To explain I am in the process of reading John Law’s (2004) ‘After Method: Mess in social science research’. The book basically explores where the desire and practice of (re)presenting our worlds (in our case, through our research and publications) as singular comes from: and how we might work in and through the multiplicities/slipperiness of things that we all encounter but don’t quite know how to put across, and thus end up silencing—arguments/experiences I am sure you are all familiar with. So this got me thinking of different ways such approaches might work for this blog/project – how we might tell divergent stories, opinions, representations etc in one piece. Boxes within the text? Juxtaposed columns telling different stories of the same ‘thing’? Nice in theory– but then the practicalities kicks in i.e. how do we do it in practice; have we got the time or energy; would it even work and result in something approaching readability; and will the publishers of such a 'respected' journal wear it etc? So once again, the desire for a linear, singular storyline takes hold, and we end up with the same options/ways of working i.e. circulate drafts etc.

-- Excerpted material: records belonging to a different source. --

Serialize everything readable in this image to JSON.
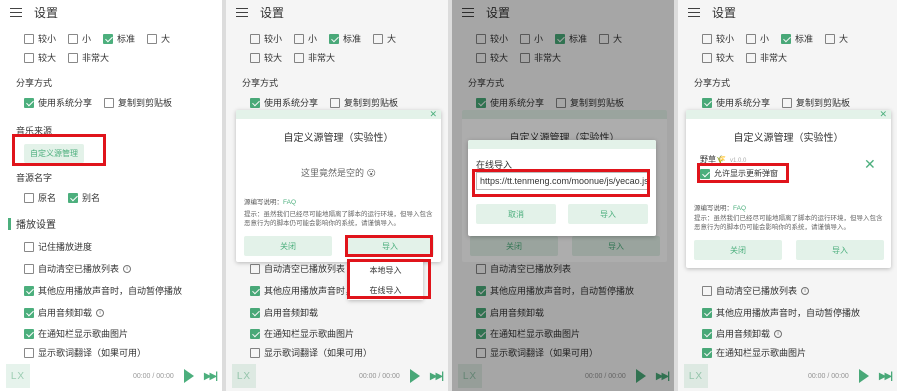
{
  "header": {
    "title": "设置"
  },
  "font_sizes": [
    "较小",
    "小",
    "标准",
    "大",
    "较大",
    "非常大"
  ],
  "share": {
    "section": "分享方式",
    "opt1": "使用系统分享",
    "opt2": "复制到剪贴板"
  },
  "music_source": {
    "section": "音乐来源",
    "button": "自定义源管理"
  },
  "music_name": {
    "section": "音源名字",
    "opt1": "原名",
    "opt2": "别名"
  },
  "playback": {
    "section": "播放设置",
    "items": [
      "记住播放进度",
      "自动清空已播放列表",
      "其他应用播放声音时，自动暂停播放",
      "启用音频卸载",
      "在通知栏显示歌曲图片",
      "显示歌词翻译（如果可用）"
    ]
  },
  "player": {
    "logo": "LX",
    "time": "00:00 / 00:00"
  },
  "dialog": {
    "title": "自定义源管理（实验性）",
    "empty_text": "这里竟然是空的 😮",
    "link_label": "源编写说明：",
    "link_text": "FAQ",
    "tip": "提示：虽然我们已经尽可能地隔离了脚本的运行环境，但导入包含恶意行为的脚本仍可能会影响你的系统，请谨慎导入。",
    "close": "关闭",
    "import": "导入"
  },
  "import_menu": {
    "local": "本地导入",
    "online": "在线导入"
  },
  "online_dialog": {
    "label": "在线导入",
    "url": "https://tt.tenmeng.com/moonue/js/yecao.js",
    "cancel": "取消",
    "confirm": "导入"
  },
  "source_item": {
    "name": "野草🌾",
    "version": "v1.0.0",
    "option": "允许显示更新弹窗"
  },
  "colors": {
    "accent": "#4caf7d",
    "accent_light": "#e3f2e9",
    "highlight": "#e0141b"
  }
}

I know these are the issues that Ian and others are butting up against all the time in this and other work, hence this blog-experiment. So this isn’t a criticism of this project (in fact, far from it—I really admire Ian’s work and the integrity he exudes). I don’t actually have any pithy conclusions (So I think this posting just proved my, well John Law’s point – the expectation of a pithy/succinct/singular conclusion) I guess it is just that old tension of how we put our conceptual/ethical commitments into practice in an ‘industry’ (for academia is undoubtedly one) that demands certain singular outcomes. So If I do have a finishing point/question it is how we might include the experiences of working in these ways/the challenges of trying to write/think/share differently in a piece that is meant to, knowing how PHG works, be a straight up and down review of the literature. Once again, no conclusions…just more questions!!